1) Prevenção à corrupção, transparência e proteção à fonte de informação

Ações práticas: Criar testes de integridade, com simulações de suborno sem o agente público saber. Ministério Público passa a garantir o sigilo da fonte

O que diz o MPF: Testes são incentivados pela ONU e úteis em alguns países. Ninguém será condenado com base apenas na palavra de um informante confidencial

Argumentos contra: A ONU só apoia testes em países com leis para regulá-los; sigilo não permite ao investigado confrontar versão, diz Renato Vieira, do IBCCrim

2) Criminalização do enriquecimento ilícito de agentes públicos

Ações práticas: Tornar crime o enriquecimento ilícito, com pena de 3 a 8 anos de prisão, mas passível de substituição no caso de delitos menos graves

O que diz o MPF: A criminalização garante que o agente não fique impune até quando não for possível descobrir ou comprovar os atos específicos de corrupção

Argumentos contra: —

3) Aumento das penas e crime hediondo para corrupção de altos valores

Ações práticas: Subir a pena para corrupção de 2 a 12 anos para 4 a 12 anos. Escaloná-la segundo o valor desviado, indo de 12 a 25 anos se passar de R$ 8 milhões

O que diz o MPF: As penas aplicadas são normalmente inferiores a quatro anos e perdoadas depois do cumprimento de um quarto. Assim, crime compensa

Argumentos contra: "O juiz já pode fixar pena acima de quatro anos. Eles [do MPF] precisam tentar mudar a mentalidade dos juízes, e não mudar a lei", diz Vieira

4) Aumento da eficiência e da justiça dos recursos no processo penal

Ações práticas: Executar a condenação quando for reconhecido abuso do direito de recorrer; executar pena após condenação em segunda instância

O que diz o MPF: Ações com réus de colarinho branco demoram mais de 15 anos em tribunais após a condenação, pois as defesas protelam até a prescrição

Argumentos contra: Há condenações revistas em tribunais superiores, diz Hugo Leonardo, do IDDD; o direito ao recurso não pode ser considerado como abuso

5) Celeridade nas ações de improbidade administrativa

Ações práticas: Criar varas, câmaras e turmas especializadas para julgar ações de improbidade administrativa e ações decorrentes da lei anticorrupção

O que diz o MPF: Ações de improbidade são mais complexas e, nas varas comuns, são deixadas de lado pelos juízes, que agilizam antes os casos mais simples

Argumentos contra: —

6) Reforma no sistema de prescrição penal

Ações práticas: Mudar Código Penal para, entre outras coisas, evitar que o prazo para prescrição corra enquanto se espera julgar recursos ao STJ e ao STF

O que diz o MPF: Estudo recente mostra que, entre 2010 e 2011, a Justiça deixou prescrever 2.918 ações de corrupção, lavagem e improbidade (11% delas)

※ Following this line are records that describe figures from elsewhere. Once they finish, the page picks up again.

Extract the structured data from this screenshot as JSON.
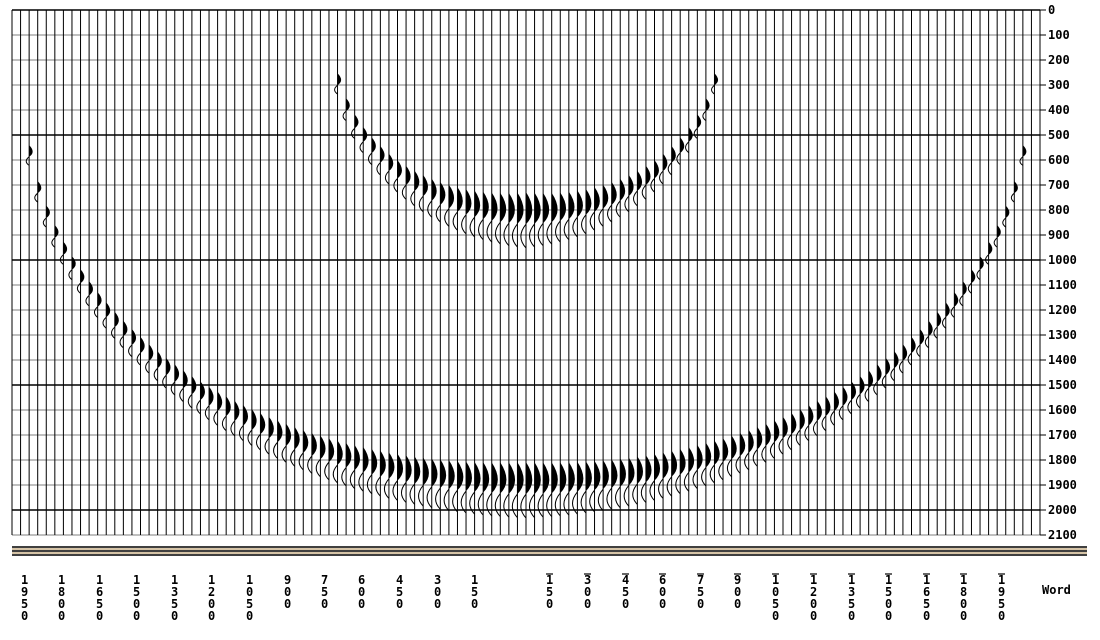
{
  "chart_data": {
    "type": "seismic-wiggle",
    "title": "",
    "x_axis": {
      "unit_label": "Word",
      "offsets": [
        -1950,
        -1800,
        -1650,
        -1500,
        -1350,
        -1200,
        -1050,
        -900,
        -750,
        -600,
        -450,
        -300,
        -150,
        150,
        300,
        450,
        600,
        750,
        900,
        1050,
        1200,
        1350,
        1500,
        1650,
        1800,
        1950
      ],
      "label_left_side": [
        "1950",
        "1800",
        "1650",
        "1500",
        "1350",
        "1200",
        "1050",
        "900",
        "750",
        "600",
        "450",
        "300",
        "150"
      ],
      "label_right_side": [
        "150",
        "300",
        "450",
        "600",
        "750",
        "900",
        "1050",
        "1200",
        "1350",
        "1500",
        "1650",
        "1800",
        "1950"
      ]
    },
    "y_axis": {
      "ticks": [
        0,
        100,
        200,
        300,
        400,
        500,
        600,
        700,
        800,
        900,
        1000,
        1100,
        1200,
        1300,
        1400,
        1500,
        1600,
        1700,
        1800,
        1900,
        2000,
        2100
      ],
      "tick_labels": [
        "0",
        "100",
        "200",
        "300",
        "400",
        "500",
        "600",
        "700",
        "800",
        "900",
        "1000",
        "1100",
        "1200",
        "1300",
        "1400",
        "1500",
        "1600",
        "1700",
        "1800",
        "1900",
        "2000",
        "2100"
      ],
      "range": [
        0,
        2100
      ],
      "major_lines_every": 500
    },
    "events": [
      {
        "name": "",
        "apex_time": 840,
        "apex_offset": 0,
        "x_range": [
          -750,
          750
        ],
        "top_time": 150
      },
      {
        "name": "",
        "apex_time": 1920,
        "apex_offset": 0,
        "x_range": [
          -1950,
          1950
        ],
        "top_time": 380
      }
    ],
    "x_range": [
      -2000,
      2000
    ],
    "traces_per_panel": 120,
    "grid": true
  }
}
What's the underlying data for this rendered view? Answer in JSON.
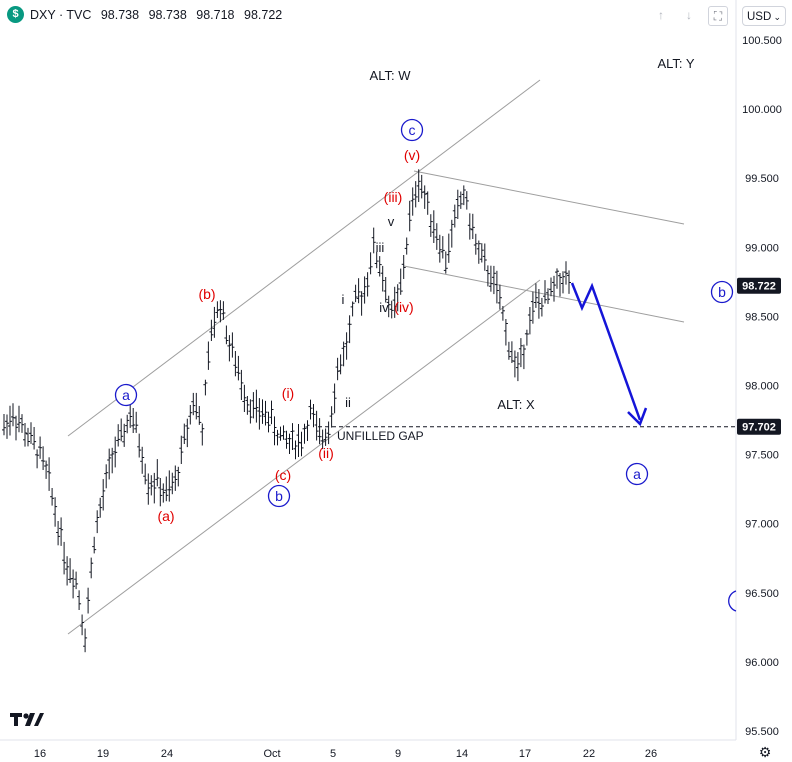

Argumentos contra: Assunto já é objeto de projeto de lei e não tem a ver com o combate à corrupção. "É matéria de direito penal", afirma Vieira, do IBCCrim

7) Ajustes nas nulidades penais

Ações práticas: Incluir causas de exclusão de ilicitude na obtenção de provas. Exemplo: tornar válida prova se obtida por agente público que agiu de boa-fé

O que diz o MPF: O objetivo das mudanças é que só se anulem ou excluam provas de um processo quando houver uma violação real dos direitos do réu

Argumentos contra: Abre-se espaço para que agentes persigam seus fins sem precaução, um perigo num país com grande histórico de violência policial, diz Leonardo, do IDDD

8) Responsabilização dos partidos e criminalização do caixa dois

Ações práticas: Responsabilizar partidos por práticas de corrupção, criminalizar o caixa dois e tornar crime eleitoral a lavagem de dinheiro proveniente de infração penal

O que diz o MPF: O objetivo é estender às agremiações partidárias as exigências feitas a quaisquer pessoas jurídicas

Argumentos contra: —

9) Prisão preventiva para evitar a dissipação do dinheiro desviado

Ações práticas: Prender para localizar o recurso ilegal, para assegurar sua devolução ou para evitar que ele seja usado na fuga ou na defesa do investigado

O que diz o MPF: Trata-se de uma proteção da ordem pública contra novos crimes. Por se tratar de prisão preventiva, a medida deve ter caráter excepcional

Argumentos contra: Para Vieira, viola a garantia do investigado de não ter que fazer prova contra si mesmo. Ao pagar, ele estaria "assumindo comportamento de culpa"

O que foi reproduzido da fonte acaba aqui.